The occupation was peaceful and uneventful, perhaps because Sherman had taken a liking to the charming southern city. In his memoirs Sherman recalled that when he arrived in Savannah it was

an old place, and usually accounted a handsome one. . . . Its houses were brick and frame, with large yards, ornamented with shrubbery and flowers; its streets perfectly regular, crossing each other at right angles; and at many of the intersections were small closures in the nature of parks. These streets and parks were lined with the handsomest shade trees of which I have knowledge, viz, the willow-leaf live-oak, evergreens of exquisite beauty; and these certainly entitle Savannah to its reputation as a handsome town.



Postwar Recovery

After the Civil War, Savannah’s economy weakened, for cotton was no longer king. Gradually, however, Savannah regained its position as an important port on the south Atlantic Coast. It began to take on the look of an industrial city as it spread out in all directions, attracted factories, and exhibited the characteristics of a busy manufacturing center. Today, the city serves the region as both a shipping and a manufacturing base for a wide variety of goods, including steel, chemicals, paper, and tractor trailers.

By the 1920’s, Savannah’s historic architecture had began to deteriorate, a decline that continued into the immediate post-World War II years. In the early 1950’s, several important public buildings were demolished. Some historic preservation work, however, began in the 1940’s when the city restored buildings in the Trustees Garden.

In 1955, residents created the Historic Savannah Foundation and began a project to restore old buildings in the historic center of town. The impetus for the foundation’s creation was the threatened demolition of the Davenport House. Less than twenty-four hours before its scheduled demolition, the home was saved from the wrecker’s ball by the foundation.

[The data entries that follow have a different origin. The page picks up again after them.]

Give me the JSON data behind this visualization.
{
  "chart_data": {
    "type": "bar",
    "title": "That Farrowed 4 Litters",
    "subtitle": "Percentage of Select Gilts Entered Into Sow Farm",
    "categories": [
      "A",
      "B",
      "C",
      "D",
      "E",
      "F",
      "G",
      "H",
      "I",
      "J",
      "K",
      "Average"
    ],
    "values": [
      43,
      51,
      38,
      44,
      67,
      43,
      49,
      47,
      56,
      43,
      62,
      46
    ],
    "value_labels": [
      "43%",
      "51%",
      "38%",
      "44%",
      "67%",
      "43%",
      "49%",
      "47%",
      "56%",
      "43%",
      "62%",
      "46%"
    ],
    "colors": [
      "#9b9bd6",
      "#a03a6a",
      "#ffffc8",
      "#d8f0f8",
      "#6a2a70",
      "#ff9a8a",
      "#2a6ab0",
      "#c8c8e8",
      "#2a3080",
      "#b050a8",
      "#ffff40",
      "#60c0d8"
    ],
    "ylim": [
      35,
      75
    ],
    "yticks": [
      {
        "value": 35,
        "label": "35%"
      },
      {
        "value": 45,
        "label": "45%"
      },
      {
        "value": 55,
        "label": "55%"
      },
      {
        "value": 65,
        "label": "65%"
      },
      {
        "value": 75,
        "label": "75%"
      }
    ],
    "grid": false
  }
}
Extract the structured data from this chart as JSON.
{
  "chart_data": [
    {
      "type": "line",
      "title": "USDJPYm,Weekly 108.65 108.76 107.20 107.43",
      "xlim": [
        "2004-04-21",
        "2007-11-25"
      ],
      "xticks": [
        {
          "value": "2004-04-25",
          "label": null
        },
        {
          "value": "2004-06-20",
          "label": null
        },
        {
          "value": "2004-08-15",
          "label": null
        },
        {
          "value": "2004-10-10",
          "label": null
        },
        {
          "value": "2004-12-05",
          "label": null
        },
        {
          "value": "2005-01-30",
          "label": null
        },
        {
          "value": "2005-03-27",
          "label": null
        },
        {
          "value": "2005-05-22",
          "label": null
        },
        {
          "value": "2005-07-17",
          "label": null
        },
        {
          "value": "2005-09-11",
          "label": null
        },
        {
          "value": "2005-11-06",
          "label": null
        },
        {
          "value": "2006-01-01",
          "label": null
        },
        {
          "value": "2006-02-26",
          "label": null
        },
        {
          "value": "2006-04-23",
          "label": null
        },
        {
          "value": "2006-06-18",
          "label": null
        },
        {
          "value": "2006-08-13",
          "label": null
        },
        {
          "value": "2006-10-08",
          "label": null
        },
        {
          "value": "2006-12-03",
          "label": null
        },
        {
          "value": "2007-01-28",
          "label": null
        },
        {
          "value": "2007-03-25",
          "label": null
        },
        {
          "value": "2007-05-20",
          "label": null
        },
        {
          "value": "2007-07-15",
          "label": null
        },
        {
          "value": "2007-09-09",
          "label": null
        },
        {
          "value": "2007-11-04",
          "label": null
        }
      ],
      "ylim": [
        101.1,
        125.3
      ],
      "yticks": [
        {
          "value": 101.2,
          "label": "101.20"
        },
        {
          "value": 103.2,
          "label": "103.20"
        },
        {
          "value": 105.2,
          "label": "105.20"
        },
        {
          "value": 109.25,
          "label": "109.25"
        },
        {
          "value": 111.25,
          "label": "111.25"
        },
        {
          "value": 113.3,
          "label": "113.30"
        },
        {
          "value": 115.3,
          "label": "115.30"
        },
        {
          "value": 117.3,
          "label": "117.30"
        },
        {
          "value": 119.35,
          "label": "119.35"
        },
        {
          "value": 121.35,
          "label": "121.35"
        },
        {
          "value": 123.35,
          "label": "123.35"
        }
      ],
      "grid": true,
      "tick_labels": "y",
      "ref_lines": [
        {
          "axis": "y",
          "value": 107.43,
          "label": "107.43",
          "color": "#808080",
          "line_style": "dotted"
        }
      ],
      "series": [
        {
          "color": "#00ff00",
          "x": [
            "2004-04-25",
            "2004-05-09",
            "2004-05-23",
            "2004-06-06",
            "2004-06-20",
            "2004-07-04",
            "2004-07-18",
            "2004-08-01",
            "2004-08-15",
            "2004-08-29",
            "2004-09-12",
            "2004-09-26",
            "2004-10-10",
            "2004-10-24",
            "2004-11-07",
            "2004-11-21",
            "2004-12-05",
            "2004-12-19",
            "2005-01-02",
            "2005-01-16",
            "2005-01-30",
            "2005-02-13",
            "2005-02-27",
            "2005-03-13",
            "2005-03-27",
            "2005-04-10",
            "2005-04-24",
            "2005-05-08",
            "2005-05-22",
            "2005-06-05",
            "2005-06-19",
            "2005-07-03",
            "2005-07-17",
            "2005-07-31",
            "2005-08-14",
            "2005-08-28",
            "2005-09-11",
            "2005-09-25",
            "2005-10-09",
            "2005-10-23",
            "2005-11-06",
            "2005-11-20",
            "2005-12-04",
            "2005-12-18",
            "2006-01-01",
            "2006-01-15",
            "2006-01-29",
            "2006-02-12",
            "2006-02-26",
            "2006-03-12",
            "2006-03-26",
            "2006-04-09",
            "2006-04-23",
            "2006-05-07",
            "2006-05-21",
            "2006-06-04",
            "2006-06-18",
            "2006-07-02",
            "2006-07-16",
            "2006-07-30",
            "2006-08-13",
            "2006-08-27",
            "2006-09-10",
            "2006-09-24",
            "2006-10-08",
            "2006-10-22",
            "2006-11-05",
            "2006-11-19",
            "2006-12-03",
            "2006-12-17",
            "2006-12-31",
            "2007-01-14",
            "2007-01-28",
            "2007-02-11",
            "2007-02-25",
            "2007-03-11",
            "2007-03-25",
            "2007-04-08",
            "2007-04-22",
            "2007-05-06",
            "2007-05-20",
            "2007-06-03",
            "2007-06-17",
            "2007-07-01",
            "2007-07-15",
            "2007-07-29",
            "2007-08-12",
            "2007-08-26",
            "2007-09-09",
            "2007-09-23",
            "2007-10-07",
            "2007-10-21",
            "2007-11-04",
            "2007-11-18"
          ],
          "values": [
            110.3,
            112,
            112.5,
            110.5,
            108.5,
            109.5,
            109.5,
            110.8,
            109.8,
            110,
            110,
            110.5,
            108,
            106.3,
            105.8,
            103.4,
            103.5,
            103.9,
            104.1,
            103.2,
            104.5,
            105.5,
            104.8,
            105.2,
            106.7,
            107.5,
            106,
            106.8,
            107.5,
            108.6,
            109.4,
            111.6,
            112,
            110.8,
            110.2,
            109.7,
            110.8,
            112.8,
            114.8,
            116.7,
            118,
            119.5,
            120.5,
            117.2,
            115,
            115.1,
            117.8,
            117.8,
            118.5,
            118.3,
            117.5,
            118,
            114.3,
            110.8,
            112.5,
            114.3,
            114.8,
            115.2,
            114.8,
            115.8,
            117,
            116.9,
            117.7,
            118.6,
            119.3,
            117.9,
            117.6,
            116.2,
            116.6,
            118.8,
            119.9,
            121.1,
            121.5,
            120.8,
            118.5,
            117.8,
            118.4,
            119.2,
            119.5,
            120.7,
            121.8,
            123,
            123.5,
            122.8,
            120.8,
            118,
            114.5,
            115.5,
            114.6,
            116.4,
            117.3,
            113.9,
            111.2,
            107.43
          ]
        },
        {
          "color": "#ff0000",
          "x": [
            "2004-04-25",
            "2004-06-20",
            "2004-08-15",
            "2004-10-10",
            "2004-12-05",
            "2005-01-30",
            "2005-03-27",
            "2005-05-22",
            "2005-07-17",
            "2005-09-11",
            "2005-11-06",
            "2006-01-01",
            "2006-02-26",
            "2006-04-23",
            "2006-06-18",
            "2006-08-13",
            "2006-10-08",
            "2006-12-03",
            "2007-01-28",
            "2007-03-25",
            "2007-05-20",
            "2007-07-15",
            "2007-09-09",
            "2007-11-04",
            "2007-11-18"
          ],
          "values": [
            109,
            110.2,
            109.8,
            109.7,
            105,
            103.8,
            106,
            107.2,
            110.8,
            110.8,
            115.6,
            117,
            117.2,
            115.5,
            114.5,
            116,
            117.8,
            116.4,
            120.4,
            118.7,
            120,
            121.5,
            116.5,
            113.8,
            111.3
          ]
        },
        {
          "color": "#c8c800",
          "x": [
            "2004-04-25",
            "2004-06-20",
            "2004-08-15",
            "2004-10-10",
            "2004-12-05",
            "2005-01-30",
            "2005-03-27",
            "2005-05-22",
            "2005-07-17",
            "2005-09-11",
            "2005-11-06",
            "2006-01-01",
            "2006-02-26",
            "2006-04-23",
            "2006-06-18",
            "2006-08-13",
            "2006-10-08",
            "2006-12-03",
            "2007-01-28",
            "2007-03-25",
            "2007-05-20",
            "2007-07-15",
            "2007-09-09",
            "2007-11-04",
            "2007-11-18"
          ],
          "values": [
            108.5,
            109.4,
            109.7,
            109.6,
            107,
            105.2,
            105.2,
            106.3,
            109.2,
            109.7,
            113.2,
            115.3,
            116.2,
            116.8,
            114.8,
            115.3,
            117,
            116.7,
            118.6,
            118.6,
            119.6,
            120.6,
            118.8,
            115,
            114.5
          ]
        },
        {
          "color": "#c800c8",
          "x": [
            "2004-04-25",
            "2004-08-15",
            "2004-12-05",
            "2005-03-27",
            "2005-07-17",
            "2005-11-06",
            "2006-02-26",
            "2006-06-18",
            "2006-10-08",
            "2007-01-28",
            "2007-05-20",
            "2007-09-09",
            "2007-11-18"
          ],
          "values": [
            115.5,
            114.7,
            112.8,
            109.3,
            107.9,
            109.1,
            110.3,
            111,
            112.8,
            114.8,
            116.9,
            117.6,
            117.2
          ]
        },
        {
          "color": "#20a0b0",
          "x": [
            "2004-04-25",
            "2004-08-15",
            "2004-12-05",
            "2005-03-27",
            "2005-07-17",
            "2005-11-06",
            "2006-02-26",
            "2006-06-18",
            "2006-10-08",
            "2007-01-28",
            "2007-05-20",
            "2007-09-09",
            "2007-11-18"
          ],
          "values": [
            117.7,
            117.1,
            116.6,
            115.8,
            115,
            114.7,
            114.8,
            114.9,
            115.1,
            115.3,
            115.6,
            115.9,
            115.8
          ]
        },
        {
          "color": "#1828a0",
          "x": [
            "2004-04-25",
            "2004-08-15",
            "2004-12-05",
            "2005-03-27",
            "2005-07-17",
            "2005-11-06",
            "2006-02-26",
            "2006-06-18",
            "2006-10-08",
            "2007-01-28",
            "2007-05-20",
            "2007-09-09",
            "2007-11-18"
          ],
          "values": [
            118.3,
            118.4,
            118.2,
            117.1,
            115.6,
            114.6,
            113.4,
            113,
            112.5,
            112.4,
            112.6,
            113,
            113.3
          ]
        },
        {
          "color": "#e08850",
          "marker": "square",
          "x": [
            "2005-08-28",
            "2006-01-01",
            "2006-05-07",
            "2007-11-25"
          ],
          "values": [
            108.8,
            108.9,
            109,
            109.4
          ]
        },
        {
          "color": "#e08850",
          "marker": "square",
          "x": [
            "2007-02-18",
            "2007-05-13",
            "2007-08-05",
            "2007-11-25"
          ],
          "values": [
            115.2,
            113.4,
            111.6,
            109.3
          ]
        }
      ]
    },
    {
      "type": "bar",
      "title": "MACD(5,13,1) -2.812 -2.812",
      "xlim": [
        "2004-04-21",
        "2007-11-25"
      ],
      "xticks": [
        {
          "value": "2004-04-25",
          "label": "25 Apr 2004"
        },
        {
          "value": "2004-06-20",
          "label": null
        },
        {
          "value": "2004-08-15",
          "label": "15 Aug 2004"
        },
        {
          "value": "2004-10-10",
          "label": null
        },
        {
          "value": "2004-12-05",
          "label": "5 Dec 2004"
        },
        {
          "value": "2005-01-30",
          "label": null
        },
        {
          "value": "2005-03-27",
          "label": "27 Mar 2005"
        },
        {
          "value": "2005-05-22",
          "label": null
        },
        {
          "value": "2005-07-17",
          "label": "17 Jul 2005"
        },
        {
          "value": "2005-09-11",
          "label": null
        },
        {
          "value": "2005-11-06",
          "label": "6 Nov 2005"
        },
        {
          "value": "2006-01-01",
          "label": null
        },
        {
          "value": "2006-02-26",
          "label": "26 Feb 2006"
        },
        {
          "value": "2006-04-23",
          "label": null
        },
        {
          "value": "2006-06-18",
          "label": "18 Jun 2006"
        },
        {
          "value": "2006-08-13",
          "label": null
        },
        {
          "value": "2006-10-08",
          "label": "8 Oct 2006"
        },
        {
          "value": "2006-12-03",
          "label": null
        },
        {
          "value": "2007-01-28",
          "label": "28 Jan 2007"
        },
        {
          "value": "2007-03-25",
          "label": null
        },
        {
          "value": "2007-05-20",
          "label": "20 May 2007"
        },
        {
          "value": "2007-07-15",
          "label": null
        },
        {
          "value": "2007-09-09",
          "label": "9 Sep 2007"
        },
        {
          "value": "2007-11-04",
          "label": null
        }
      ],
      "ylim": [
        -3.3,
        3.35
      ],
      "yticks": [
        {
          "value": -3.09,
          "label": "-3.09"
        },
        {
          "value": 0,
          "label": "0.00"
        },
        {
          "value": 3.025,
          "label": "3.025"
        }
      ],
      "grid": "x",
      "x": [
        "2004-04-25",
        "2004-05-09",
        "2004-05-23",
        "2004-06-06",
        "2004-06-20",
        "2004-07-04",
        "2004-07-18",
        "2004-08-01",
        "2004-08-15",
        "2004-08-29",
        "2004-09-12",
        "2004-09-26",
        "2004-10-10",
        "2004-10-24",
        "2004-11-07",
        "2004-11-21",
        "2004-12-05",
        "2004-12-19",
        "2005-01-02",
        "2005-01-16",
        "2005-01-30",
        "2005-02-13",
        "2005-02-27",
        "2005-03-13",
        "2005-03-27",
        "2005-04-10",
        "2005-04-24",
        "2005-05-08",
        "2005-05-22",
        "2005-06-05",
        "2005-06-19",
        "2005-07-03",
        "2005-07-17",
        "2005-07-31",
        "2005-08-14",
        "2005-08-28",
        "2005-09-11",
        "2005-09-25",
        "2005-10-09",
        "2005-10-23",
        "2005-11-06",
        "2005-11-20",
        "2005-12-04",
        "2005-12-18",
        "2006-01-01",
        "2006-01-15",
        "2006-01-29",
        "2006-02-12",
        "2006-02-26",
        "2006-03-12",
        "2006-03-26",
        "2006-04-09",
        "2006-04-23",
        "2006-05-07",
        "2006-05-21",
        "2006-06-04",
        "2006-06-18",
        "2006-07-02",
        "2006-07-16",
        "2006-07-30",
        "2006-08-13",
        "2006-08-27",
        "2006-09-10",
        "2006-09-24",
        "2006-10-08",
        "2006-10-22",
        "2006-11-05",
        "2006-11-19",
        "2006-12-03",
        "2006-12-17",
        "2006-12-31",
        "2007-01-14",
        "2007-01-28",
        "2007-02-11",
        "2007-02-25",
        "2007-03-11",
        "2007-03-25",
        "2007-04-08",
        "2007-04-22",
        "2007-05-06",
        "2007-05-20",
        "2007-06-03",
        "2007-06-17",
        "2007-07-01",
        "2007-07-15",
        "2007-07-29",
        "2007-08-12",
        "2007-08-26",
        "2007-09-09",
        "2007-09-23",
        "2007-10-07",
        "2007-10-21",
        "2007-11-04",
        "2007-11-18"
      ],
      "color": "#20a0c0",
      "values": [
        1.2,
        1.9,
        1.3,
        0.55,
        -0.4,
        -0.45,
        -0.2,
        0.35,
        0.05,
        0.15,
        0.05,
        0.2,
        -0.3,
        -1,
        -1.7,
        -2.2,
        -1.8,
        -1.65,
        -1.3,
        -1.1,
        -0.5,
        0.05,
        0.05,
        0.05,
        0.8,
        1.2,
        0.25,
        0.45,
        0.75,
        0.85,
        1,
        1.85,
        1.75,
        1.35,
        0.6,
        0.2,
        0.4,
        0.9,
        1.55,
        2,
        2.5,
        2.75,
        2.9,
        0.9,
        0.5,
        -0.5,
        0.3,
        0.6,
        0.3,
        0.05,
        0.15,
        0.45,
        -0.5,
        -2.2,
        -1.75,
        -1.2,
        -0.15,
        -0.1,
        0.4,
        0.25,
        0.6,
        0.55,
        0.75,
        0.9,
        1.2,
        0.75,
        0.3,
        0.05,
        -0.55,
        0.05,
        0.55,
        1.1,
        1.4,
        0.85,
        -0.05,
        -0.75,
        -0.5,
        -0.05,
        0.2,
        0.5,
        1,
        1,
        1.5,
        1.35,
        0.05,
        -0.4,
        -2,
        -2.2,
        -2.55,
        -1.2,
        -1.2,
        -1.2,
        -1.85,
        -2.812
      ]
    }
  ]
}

During the second half of the twentieth century, more than one thousand buildings were restored in the oldest section of Savannah, and the area became a popular tourist attraction. One of the foundation’s major successes was the 1966 designation of the area from East Broad to West Broad (now Martin Luther King, Jr., Boulevard), from the River to Gaston Street, as a Landmark Historic District. It is one of the largest historic districts in the country. The foundation also established a revolving fund to buy historic properties, work for their preservation, and sell them to owners who had the desire to restore them. Today, few U.S. cities can claim such a commendable record of historic preservation as can Savannah.



For Further Information

  • Bell, Malcolm. Savannah. Savannah: Historic Savannah Foundation, 1977. Given Savannah’s fascinating history and rich architectural heritage, numerous books have been written about the city. They include several fine illustrated works, such as this one. Includes photographs by Jane Iseley.
  • Mitchell, William Robert, Jr. Classic Savannah. New York: St. Martin’s, 1991. Another fine illustrated work about Savannah. Includes photographs by Van Jones Martin.
  • Sieg, Chan. The Squares of Savannah. Savannah, Ga.: Savannah Area Chamber of Commerce, 1965. A worthwhile specialized book about Savannah.
  • Smith, Derek. Civil War Savannah. Savannah, Ga.: Frederic C. Beil, 1997. Examines the history of Savannah during the Civil War.